A version of this article was published in The Daily Record on January 26, 2012.
While healing the sick is noble, it is not charitable if a market rate is charged for the medical services being provided.
Therefore, the question arises — what makes a hospital charitable, and, therefore, tax-exempt?
Curiously, the answer to this question is now found in the Patient Protection and Affordable Care Act, as amended by the Health Care and Education Reconciliation Act of 2010, collectively referred to as the Accountable Care Act, and better known as Federal Health Care Reform. More specifically, the Affordable Care Act enacted a new Section 501(r) of the Internal Revenue Code, which Section is generally effective for fiscal years of tax-exempt organizations that begin after March 23, 2010.
As a result of Section 501(r), tax-exempt hospitals must now comply with a host of new operational and filing requirements to maintain their federal tax exemption. These new regulations generally apply to any Section 501(c)(3) organization that operates one or more hospitals. If an organization operates more than one hospital, each hospital must comply with the new requirements.

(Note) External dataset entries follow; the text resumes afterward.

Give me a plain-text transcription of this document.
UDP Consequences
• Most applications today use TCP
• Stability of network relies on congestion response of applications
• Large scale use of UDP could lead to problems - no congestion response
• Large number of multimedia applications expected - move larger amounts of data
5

Under Section 501(r), a hospital will be treated as tax-exempt if the hospital satisfies: (A) a new community health needs assessment requirement; (B) a new financial assistance policy requirement; (C) certain new requirements regarding the amounts patients are charged; and (D) certain new billing and collection requirements.
(These requirements take the place of the prior requirements for a non-teaching hospital’s tax-exemption, namely: (1) providing free or below-cost health care to the extent of its financial ability, or (2) satisfying a “community benefit” standard either by operating an emergency room that is open to all regardless of their ability to pay, or providing another otherwise unmet community health benefit, if providing emergency care would be duplicative in a particular area.)
A. Needs Assessment
At least once every three years, a hospital must now conduct a community health needs assessment, which assessment must be made available to the public. The first of such required assessments must be completed prior to the end of a hospital’s fiscal year that begins after March 23, 2012.
Each assessment must take into account input from a broad range of interests, including the communities served by the hospital and individuals with public health expertise. An assessment may be based on current information collected by public health agencies or non-profit organizations, and may be conducted together with one or more organizations, including related organizations.
In the annual informational return that all tax-exempt entities must file, namely Form 990, a tax-exempt hospital must describe how the hospital is addressing the needs identified in its community needs assessment, and describe the needs not being addressed and why they are not being addressed.
In addition to other sanctions (including loss of exempt status), a hospital that fails to complete its community needs assessment in any three year period will incur a $50,000 penalty.
B. Financial Assistance
The new financial assistance rules have a financial assistance element and an access element.
The financial assistance element requires each hospital to adopt, implement and publicize widely, a written financial assistance policy. The policy must specify eligibility criteria, whether free or discounted care is available, and how the hospital calculates the amounts that are billed to patients. The financial assistance policy itself, or separate billing and collections policies, must also describe how to apply for assistance and the actions the hospital takes in the event of non-payment.
The access element requires each hospital with an emergency room to provide emergency medical care to all individuals, regardless of their ability to pay.
C. Patient Charges
Tax-exempt hospitals must now give “most favored nation” billing treatment to certain uninsured patients. Such hospitals are now required to limit their charges for “emergency or other medically necessary care”, provided to those who qualify under their financial assistance policy, to no more than the amounts charged to insured patients.
Applicable legislative history indicates that the amounts billed to individuals who qualify for financial assistance may be based on either the best, or an average of the three best, negotiated commercial rates, or Medicare rates.
D. Collections Practices
Finally, a tax-exempt hospital can no longer take “extraordinary” collection actions before making a reasonable effort to determine whether a patient is eligible under its financial assistance policy. Applicable legislative history indicates that extraordinary collection actions include lawsuits, liens on residences, arrests, body attachments and other similar collection processes.
In summary, the Affordable Care Act imposes significant new substantive and procedural burdens on tax-exempt hospitals and their sponsoring non-profit entities. Some, if not many, tax-exempt hospitals already meet, or substantially meet, the substantive obligations imposed by Section 501(r); however, few tax-exempt hospitals can yet claim that they are in 100% compliance with all of the new requirements in form and in practice.